Escolheu trabalhar no estrangeiro por alguma razão especial?

Na fase final do mestrado, comecei a pensar nas condições de trabalho que havia em Portugal: salários muito baixos, falta de reconhecimento do curso, trabalhar para sobreviver… Como já conhecia a Finlândia, tinha tido contacto com professores deste país e tinha lido vários artigos científicos que davam conta da necessidade de assistentes sociais nos países nórdicos, num futuro próximo, tomei a decisão de aprender finlandês.

No desenvolvimento do seu trabalho apenas usa o finlandês ou também outras línguas?

O finlandês, sobretudo, mas há situações de trabalho em que uso o russo, o inglês, o castelhano e o francês. Também já trabalhei em português e uma vez em italiano.

Na Finlândia, há algum problema que o tenha impressionado?

A questão das relações humanas, que lá não existem. Antes de vir de férias para Portugal, perguntei ao rapaz que vive comigo o porquê de, na Finlândia, as pessoas não se relacionarem com os familiares. Fiquei a saber que é por causa da independência financeira. Fiquei impressionado porque, naquele momento, também eu era independente financeiramente, contudo, preparava-me para regressar ao meu país e estar com os meus pais. Conheço situações de finlandeses que estão há oito anos sem falar com os pais e acham que é absolutamente normal.

Pensa que este problema é sentido pelas crianças?

Sim, enquanto nós, aqui, estamos até aos trinta anos em casa dos pais, se for preciso, e somos sempre bem-vindos, lá, a maioria tem de sair de casa aos dezoito anos.

É mesmo uma vergonha social se ficarem mais tempo em casa dos pais?
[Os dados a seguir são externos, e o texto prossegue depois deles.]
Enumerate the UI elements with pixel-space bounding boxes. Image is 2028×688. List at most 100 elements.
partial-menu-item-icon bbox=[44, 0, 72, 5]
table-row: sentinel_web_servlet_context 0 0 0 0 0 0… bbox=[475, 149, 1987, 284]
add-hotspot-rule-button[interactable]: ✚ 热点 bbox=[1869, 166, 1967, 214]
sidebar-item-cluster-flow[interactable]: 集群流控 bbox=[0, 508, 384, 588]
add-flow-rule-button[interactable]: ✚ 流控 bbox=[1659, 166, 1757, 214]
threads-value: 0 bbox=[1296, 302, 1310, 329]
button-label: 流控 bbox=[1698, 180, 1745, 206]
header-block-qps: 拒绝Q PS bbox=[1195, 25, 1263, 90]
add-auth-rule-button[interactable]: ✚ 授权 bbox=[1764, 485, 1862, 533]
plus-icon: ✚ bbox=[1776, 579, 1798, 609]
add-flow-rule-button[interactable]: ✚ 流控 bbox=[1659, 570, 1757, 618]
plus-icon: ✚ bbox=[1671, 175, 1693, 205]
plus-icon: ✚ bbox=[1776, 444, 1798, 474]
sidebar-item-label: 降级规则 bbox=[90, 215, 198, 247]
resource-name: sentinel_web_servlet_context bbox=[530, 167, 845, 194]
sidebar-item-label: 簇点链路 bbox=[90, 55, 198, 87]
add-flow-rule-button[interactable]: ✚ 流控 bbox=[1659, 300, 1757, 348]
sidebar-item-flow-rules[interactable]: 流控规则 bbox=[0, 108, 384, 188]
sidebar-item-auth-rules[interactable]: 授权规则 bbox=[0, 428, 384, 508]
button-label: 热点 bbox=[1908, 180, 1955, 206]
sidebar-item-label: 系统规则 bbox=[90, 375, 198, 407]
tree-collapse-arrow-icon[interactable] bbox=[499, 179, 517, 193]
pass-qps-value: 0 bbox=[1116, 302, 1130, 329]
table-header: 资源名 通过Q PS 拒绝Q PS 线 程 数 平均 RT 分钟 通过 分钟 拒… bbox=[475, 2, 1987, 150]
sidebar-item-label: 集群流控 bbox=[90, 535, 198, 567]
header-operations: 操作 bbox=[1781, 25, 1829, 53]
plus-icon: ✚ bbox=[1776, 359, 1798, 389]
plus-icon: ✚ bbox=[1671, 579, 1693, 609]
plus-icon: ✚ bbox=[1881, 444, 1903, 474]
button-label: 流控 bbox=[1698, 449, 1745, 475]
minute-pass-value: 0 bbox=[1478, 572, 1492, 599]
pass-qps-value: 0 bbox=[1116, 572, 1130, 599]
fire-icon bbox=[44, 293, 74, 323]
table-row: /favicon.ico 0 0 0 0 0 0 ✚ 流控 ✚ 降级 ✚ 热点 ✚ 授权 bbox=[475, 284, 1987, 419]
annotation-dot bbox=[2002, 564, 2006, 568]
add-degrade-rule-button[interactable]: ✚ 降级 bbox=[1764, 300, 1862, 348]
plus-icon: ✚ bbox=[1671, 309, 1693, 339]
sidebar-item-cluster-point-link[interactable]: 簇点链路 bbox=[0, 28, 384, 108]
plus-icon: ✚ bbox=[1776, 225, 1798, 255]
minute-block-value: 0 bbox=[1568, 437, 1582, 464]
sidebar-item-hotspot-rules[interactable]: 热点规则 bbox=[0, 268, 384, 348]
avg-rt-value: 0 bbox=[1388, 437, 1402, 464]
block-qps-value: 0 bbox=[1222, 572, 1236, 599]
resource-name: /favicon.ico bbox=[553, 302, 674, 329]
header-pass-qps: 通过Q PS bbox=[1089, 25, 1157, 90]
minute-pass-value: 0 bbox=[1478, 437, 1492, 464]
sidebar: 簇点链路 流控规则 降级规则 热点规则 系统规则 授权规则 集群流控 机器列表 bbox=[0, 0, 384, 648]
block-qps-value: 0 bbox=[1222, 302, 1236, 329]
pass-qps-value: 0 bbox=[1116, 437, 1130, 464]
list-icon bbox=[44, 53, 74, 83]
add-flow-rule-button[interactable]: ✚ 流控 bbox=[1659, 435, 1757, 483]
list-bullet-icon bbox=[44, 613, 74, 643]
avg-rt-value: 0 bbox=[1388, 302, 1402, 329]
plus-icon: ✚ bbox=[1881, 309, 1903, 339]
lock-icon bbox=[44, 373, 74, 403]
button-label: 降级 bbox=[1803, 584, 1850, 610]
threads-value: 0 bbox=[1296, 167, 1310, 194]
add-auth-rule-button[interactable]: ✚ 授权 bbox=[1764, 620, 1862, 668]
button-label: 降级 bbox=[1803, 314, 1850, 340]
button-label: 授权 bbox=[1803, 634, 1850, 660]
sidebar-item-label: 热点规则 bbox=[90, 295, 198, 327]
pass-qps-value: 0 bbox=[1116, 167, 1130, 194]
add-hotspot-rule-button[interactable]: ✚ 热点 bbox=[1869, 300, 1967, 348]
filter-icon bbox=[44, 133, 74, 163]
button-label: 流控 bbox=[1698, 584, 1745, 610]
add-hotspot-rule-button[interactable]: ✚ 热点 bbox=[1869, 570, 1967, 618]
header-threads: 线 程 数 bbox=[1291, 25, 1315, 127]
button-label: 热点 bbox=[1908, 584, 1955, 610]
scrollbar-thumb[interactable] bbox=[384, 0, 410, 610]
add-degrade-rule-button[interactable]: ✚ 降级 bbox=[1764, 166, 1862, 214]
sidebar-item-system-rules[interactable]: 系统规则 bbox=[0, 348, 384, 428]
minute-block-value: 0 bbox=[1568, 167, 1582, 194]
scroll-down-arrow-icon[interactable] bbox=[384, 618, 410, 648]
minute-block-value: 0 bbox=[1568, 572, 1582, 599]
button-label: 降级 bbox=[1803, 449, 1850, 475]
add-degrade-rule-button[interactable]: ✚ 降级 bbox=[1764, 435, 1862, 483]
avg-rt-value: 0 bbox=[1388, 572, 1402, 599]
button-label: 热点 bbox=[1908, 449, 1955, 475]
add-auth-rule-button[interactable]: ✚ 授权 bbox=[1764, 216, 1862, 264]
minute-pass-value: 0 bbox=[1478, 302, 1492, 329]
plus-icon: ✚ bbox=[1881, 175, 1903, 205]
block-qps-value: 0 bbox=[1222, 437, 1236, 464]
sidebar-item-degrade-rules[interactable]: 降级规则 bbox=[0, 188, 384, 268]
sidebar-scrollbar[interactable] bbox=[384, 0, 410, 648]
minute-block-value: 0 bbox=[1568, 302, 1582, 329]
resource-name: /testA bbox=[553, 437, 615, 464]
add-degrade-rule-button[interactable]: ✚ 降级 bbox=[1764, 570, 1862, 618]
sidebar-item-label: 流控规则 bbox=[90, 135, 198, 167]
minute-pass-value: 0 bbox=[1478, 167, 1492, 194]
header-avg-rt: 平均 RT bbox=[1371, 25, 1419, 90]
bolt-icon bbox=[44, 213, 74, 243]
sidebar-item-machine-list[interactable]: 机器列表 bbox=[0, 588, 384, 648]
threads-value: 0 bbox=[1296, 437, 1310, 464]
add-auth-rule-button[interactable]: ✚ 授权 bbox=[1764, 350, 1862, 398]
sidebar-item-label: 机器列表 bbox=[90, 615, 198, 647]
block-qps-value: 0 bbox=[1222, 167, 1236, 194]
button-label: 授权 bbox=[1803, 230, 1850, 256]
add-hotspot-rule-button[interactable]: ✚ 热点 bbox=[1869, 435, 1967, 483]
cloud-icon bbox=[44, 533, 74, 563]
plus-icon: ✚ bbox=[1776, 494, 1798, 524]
Sim. No meu trabalho, ouvi uma mãe a dizer ao filho de dezasseis anos: “Nós já não podemos viver juntos”. Alguém que ouça isto, com esta idade, fica traumatizado. Dizem que é muito bom as crianças de cinco anos irem sozinhas para a escola, mas eu penso nas consequências: ficam traumatizadas, deprimidas, não têm competências comunicacionais, têm muito afeto pelo álcool, mas zero pelas pessoas… E lembro a minha infância em que fui levado para a escola pela mão dos meus pais. Não foi isso que me impediu de viajar sozinho 3000 quilómetros, chegar lá e triunfar!